Após atitude contra delegado da PF, Lula faz graves ameaças aos EUA: “Não passará batido”

O presidente Luiz Inácio Lula da Silva (PT) falou nesta terça-feira (21/4) sobre um episódio que acabou gerando bastante repercussão, principalmente nos bastidores da política e também nas redes sociais. Durante uma conversa rápida com jornalistas, na saída de um hotel em Hannover, na Alemanha, ele comentou sobre a expulsão do delegado da Polícia Federal, Marcelo Ivo, dos Estados Unidos.

Segundo Lula, caso fique comprovado que houve algum tipo de exagero ou abuso por parte das autoridades americanas, o Brasil pode sim responder na mesma moeda. Ele usou o termo “reciprocidade”, que na prática quer dizer tratar da mesma forma. “Se houve um abuso americano com relação ao nosso policial, nós vamos fazer a reciprocidade com o dele no Brasil”, disse o presidente, de maneira direta, sem rodeios.

Ainda na fala, Lula reforçou que o Brasil quer manter uma relação equilibrada e respeitosa com outros países, principalmente com uma potência como os Estados Unidos. Mas também deixou claro que não vai aceitar interferências externas. Ele comentou algo no sentido de que não dá pra permitir esse tipo de ingerência ou até abuso de autoridade vindo de fora, como se o Brasil tivesse que simplesmente aceitar tudo calado, o que claramente não é a posição do governo atual.

Esse caso todo começou a ganhar força depois que o delegado Marcelo Ivo foi expulso dos Estados Unidos na segunda-feira (20/4). A situação ficou ainda mais delicada porque aconteceu poucos dias após a prisão do ex-deputado federal Alexandre Ramagem, que havia sido condenado pelo Supremo Tribunal Federal (STF) por envolvimento em tentativa de golpe de Estado. Esse detalhe acabou dando um peso ainda maior pra toda a história.

Ramagem, inclusive, foi detido pelo serviço de imigração dos Estados Unidos, conhecido como ICE, no dia 13 de abril. Só que ele acabou sendo liberado dois dias depois, o que também levantou questionamentos e até teorias nas redes. Muita gente ficou sem entender exatamente o que aconteceu nesse intervalo curto de tempo.

Já o governo americano, por meio do Departamento de Estado, apresentou uma versão bem diferente do caso. Segundo eles, o delegado brasileiro teria tentado “manipular” o sistema de imigração dos EUA. Além disso, afirmaram que houve uma tentativa de contornar processos formais de extradição, o que é algo considerado sério dentro das regras internacionais.

Outro ponto levantado pelas autoridades americanas foi que essa ação poderia representar uma espécie de extensão de perseguições políticas para dentro do território dos Estados Unidos, o que, obviamente, não foi bem visto por lá. Essa acusação, aliás, pesa bastante e pode acabar gerando novos desdobramentos diplomáticos.

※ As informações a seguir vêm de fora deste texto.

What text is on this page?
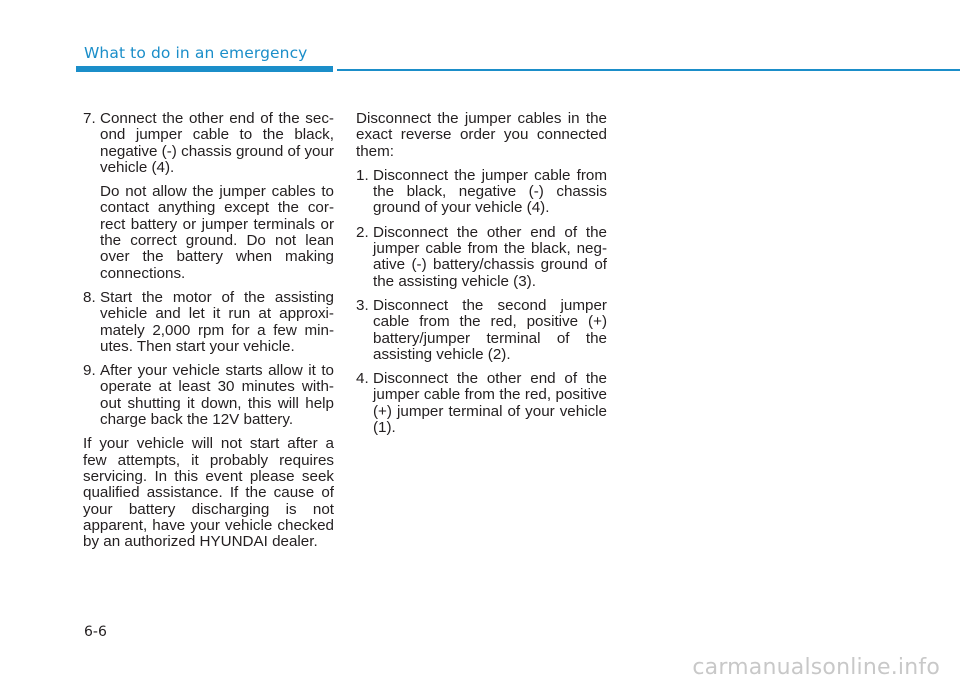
What to do in an emergency
7. Connect the other end of the sec-ond jumper cable to the black, negative (-) chassis ground of your vehicle (4).

Do not allow the jumper cables to contact anything except the cor-rect battery or jumper terminals or the correct ground. Do not lean over the battery when making connections.

8. Start the motor of the assisting vehicle and let it run at approxi-mately 2,000 rpm for a few min-utes. Then start your vehicle.

9. After your vehicle starts allow it to operate at least 30 minutes with-out shutting it down, this will help charge back the 12V battery.

If your vehicle will not start after a few attempts, it probably requires servicing. In this event please seek qualified assistance. If the cause of your battery discharging is not apparent, have your vehicle checked by an authorized HYUNDAI dealer.

Disconnect the jumper cables in the exact reverse order you connected them:

1. Disconnect the jumper cable from the black, negative (-) chassis ground of your vehicle (4).
2. Disconnect the other end of the jumper cable from the black, neg-ative (-) battery/chassis ground of the assisting vehicle (3).
3. Disconnect the second jumper cable from the red, positive (+) battery/jumper terminal of the assisting vehicle (2).
4. Disconnect the other end of the jumper cable from the red, positive (+) jumper terminal of your vehicle (1).
6-6
carmanualsonline.info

Por outro lado, a Polícia Federal do Brasil apresentou uma explicação diferente. Segundo a instituição, a prisão de Alexandre Ramagem nos Estados Unidos aconteceu dentro de um contexto de cooperação internacional entre os dois países. Ou seja, não teria sido nada fora do comum, pelo menos na visão das autoridades brasileiras.

Esse tipo de situação mostra como as relações internacionais podem ser complexas e, às vezes, até meio confusas pra quem acompanha de fora. Um mesmo fato pode ter interpretações bem diferentes dependendo do lado que conta a história. E isso, querendo ou não, acaba gerando ruído, desconfiança e até tensão diplomática.

Nos últimos tempos, inclusive, esse tipo de atrito tem aparecido com mais frequência no noticiário, principalmente envolvendo decisões judiciais, investigações e questões políticas que ultrapassam fronteiras. Não é algo isolado.

Agora, resta saber quais serão os próximos passos. Se o Brasil realmente vai adotar alguma medida de reciprocidade ou se tudo vai acabar sendo resolvido nos bastidores, através do diálogo. Em casos assim, muita coisa acontece longe das câmeras, o que é até comum na diplomacia.

De qualquer forma, o episódio já chamou atenção e deve continuar rendendo assunto nos próximos dias. Até porque envolve figuras importantes, decisões delicadas e, claro, dois países que têm uma relação histórica, mas que nem sempre anda tão alinhada quanto parece.